Escalating this issue, we chatted to a few more GoPro Hero 7 Black users and the feedback was much the same. It was the time to talk to the expert in the business.

We managed to catch up with a body-surfing POV specialist, Jake Rosenbrock (@barrel_pig). Jake has perfected this game. He has been regularly upgrading his camera since the time of the GoPro Hero 3+ and has consistently provided the community with extraordinary views of his rides.

Jake, you have been one of the first guys to have the GoPro Hero 7 among body-surfing community, how has it been serving you?

“Just like you guys, I had to send my GoPro 7 Black to get it replaced. While it took some awesome footage, it was really frustrating. The touch screen was too sensitive to water droplets, which meant that I always had to worry if the camera was in the right set up. That can be agonizing when you are in the surf. Since getting the replacement camera, I bought the Water Proof Case and never had problem since. It is a cheap investment that could prolong the lifespan of your camera to more than 5 years”
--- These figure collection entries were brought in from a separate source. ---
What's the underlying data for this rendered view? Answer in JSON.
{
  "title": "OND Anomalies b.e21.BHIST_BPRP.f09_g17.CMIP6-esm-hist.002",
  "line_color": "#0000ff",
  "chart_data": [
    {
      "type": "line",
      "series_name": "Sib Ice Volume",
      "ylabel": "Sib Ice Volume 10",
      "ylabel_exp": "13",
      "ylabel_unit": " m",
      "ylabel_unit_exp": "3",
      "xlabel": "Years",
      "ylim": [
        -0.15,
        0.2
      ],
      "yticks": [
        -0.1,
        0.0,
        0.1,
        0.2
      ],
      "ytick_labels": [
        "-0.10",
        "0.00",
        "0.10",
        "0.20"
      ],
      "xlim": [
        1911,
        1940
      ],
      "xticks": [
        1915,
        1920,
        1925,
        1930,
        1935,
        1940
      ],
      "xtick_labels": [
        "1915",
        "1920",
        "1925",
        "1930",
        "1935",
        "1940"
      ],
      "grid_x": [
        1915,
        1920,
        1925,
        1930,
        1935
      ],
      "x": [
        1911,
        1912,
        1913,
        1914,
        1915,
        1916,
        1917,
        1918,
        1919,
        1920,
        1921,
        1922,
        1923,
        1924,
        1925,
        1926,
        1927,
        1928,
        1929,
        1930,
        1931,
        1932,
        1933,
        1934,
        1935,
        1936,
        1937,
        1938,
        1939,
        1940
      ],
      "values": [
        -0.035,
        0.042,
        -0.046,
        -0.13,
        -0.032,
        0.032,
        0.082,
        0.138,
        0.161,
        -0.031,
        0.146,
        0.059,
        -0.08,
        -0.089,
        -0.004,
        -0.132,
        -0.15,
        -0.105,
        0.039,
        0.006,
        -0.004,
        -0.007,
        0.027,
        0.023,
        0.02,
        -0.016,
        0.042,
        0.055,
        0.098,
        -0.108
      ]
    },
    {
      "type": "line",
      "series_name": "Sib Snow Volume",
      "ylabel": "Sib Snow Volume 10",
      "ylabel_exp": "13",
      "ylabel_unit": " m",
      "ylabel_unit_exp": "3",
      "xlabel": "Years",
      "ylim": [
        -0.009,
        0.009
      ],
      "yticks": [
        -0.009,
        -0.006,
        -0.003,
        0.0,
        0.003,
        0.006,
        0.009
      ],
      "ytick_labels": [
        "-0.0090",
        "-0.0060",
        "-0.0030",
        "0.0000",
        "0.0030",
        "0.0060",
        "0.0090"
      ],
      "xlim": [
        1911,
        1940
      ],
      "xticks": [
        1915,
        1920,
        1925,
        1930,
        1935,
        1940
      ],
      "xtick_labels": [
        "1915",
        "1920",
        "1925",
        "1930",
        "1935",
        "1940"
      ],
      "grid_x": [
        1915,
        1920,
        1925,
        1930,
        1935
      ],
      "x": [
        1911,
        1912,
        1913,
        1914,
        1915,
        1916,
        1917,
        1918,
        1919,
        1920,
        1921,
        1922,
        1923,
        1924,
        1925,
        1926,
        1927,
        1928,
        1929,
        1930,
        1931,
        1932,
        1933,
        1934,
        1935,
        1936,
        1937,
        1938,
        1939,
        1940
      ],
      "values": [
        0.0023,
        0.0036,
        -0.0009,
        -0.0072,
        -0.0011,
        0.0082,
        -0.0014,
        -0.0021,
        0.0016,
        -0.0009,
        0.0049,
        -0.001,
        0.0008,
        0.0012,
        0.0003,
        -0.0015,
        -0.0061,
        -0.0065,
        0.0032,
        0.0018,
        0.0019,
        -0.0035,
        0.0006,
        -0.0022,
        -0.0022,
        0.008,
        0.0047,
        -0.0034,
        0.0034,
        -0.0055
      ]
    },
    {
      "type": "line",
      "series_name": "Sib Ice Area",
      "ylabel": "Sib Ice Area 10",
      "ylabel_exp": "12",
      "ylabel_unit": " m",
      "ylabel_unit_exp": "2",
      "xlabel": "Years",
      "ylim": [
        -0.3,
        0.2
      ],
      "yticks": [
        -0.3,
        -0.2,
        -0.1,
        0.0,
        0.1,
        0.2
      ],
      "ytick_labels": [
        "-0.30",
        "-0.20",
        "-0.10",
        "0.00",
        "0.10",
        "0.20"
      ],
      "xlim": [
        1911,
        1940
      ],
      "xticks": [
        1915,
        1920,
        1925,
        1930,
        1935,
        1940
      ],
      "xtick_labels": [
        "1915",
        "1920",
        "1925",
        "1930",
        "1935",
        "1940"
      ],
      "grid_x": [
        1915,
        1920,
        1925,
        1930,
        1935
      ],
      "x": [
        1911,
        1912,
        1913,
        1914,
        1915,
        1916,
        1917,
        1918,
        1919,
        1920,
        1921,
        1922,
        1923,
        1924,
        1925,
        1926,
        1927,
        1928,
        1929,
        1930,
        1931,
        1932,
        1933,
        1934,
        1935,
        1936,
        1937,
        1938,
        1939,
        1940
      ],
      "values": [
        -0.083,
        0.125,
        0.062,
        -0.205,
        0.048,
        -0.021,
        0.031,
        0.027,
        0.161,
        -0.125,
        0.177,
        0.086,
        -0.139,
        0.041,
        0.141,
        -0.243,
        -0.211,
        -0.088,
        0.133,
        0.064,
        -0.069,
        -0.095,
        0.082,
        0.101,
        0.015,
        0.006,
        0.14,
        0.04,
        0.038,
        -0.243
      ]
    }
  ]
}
What would be your most important tip to someone who has recently bought the GoPro Hero 7 for body-surfing?

“If your GoPro is new enough and is playing up, contact the Go Pro team and try get it replaced. Adding a water proof housing to your camera could increase its life span for more than 5 years, instead of 1 or 2..From my experience, GoPro 5,6 and 7 all end up with the same issue at the end. No matter how hard they tried to seal it, in the long run salt water and electrics simply do not mix. Nothing survives the salt water. This will solve both the touch screen issues and the water problem.

You take your GoPro in the ocean regularly. Would you mind sharing what type of the mouth piece you are currently using?

I love the @theprostandard mouth pieces, how ever there is a bit of a story to it. It was created by a Canadian, largely for snowboarding. Back in the day I had some issues with it. The mount was too stiff and when it broke it cut my lip. However the new version is superb as they are made out of the new plastic (holycarbonate). It is super strong and most importantly under the extreme pressure it should bend and not snap. Compering to some other mounts in the market, it is by far the best for being able to communicate while wearing it. It will take a few sessions to get used to breathing with it, but surprisingly I noticed that I have better breath when I regularly keep using it.

“Don’t forget the good leash. I don’t think the float is necessary, but a traditional bicep leash will do the job. Just make sure you do as many loops as you can around the top of the mount so it stays secure at all times.”

On a final note. It is always an interesting discussion, as to what mode is the best to shoot in. What is your preference on that topic?

“I’am a huge fan of slow motion, although I know some are not. I also like to shoot on the super view setting, as you need to get crazy deep with wide setting to get a decent barrel vision. So generally, I stick to 1080p 120 FPS super view. 240 FPS is rad, as when it’s super slow it turns out super silky, but you are limited to the “wide-view” setting. 240 FPS is perfect for shooting into waves.”